Indeed, while Americans spent over 27% of their GNP on energy in 1950, that figure has dropped steadily since the early 1970s. Now we spend less than 20% of the GNP.
"Conservation is supposed to be what you do with something in short supply," said Jeffreys. "Sapping the economy in the name of energy conservation is like telling Californians whose reservoirs are overflowing and whose houses are sliding down hillsides that they need to take shorter showers and put larger bricks in their toilets."
"It’s utterly absurd," added Dixy Lee Ray, a former governor of Washington and former head of the Atomic Energy Commission. "There is no lack of energy and there is no reason we shouldn’t be using more. The economy would be healthier."
Ray, author of the forthcoming book Environmental Overkill, said, "Energy is the backbone of western civilization. Inevitably, energy and progress are tied closely together.
"Of course," she continued, "A lot of people don’t believe in progress."
Ray says that a strong streak of environmentalism opposes energy for its own sake, completely independent of pollution concerns.
As to the environment, the changes will be small.

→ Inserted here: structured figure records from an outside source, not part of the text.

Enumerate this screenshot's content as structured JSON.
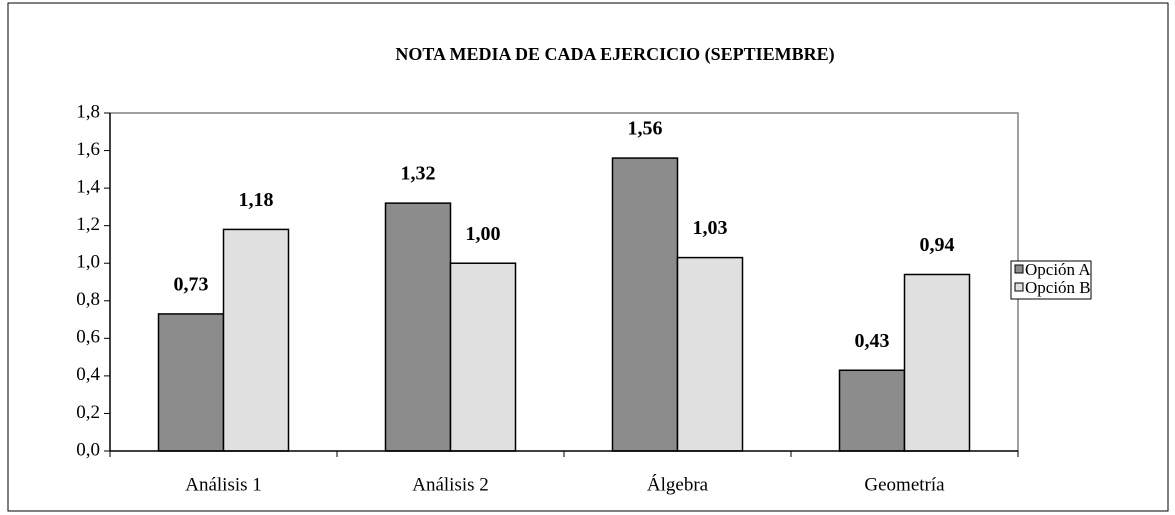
{
  "chart_data": {
    "type": "bar",
    "title": "NOTA MEDIA DE CADA EJERCICIO (SEPTIEMBRE)",
    "categories": [
      "Análisis 1",
      "Análisis 2",
      "Álgebra",
      "Geometría"
    ],
    "series": [
      {
        "name": "Opción A",
        "color": "#8c8c8c",
        "values": [
          0.73,
          1.32,
          1.56,
          0.43
        ],
        "value_labels": [
          "0,73",
          "1,32",
          "1,56",
          "0,43"
        ]
      },
      {
        "name": "Opción B",
        "color": "#e0e0e0",
        "values": [
          1.18,
          1.0,
          1.03,
          0.94
        ],
        "value_labels": [
          "1,18",
          "1,00",
          "1,03",
          "0,94"
        ]
      }
    ],
    "ylim": [
      0,
      1.8
    ],
    "yticks": [
      {
        "value": 0,
        "label": "0,0"
      },
      {
        "value": 0.2,
        "label": "0,2"
      },
      {
        "value": 0.4,
        "label": "0,4"
      },
      {
        "value": 0.6,
        "label": "0,6"
      },
      {
        "value": 0.8,
        "label": "0,8"
      },
      {
        "value": 1.0,
        "label": "1,0"
      },
      {
        "value": 1.2,
        "label": "1,2"
      },
      {
        "value": 1.4,
        "label": "1,4"
      },
      {
        "value": 1.6,
        "label": "1,6"
      },
      {
        "value": 1.8,
        "label": "1,8"
      }
    ],
    "legend": "right"
  }
}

According to Environmental Protection Agency projections, industrial emissions of nitrogen oxides — a key component of smog and acid rain — will decline only 0.8%, while vehicle emissions of hydrocarbons and carbon monoxide will fall a mere 0.25%.
It would have a slight effect on carbon dioxide emissions, which some theories claim will cause the Earth to warm up, the EPA says. But U.S. emissions of carbon dioxide already have leveled off.
"There is some benefit in reduced air pollution, but there are other ways we can reduce air pollution far more and at less cost," Heritage’s Shanahan said.
Said CEI’s Jeffreys, "This tax is incredibly stupid. It won’t help consumers, it won’t help the environment, and it won’t be used to cut the deficit."
But Carl Pope, executive director of the Sierra Club, disagrees. "The upcoming war over this green economic package is the first — and perhaps most important — environmental battle of the Clinton and Gore administration," he said.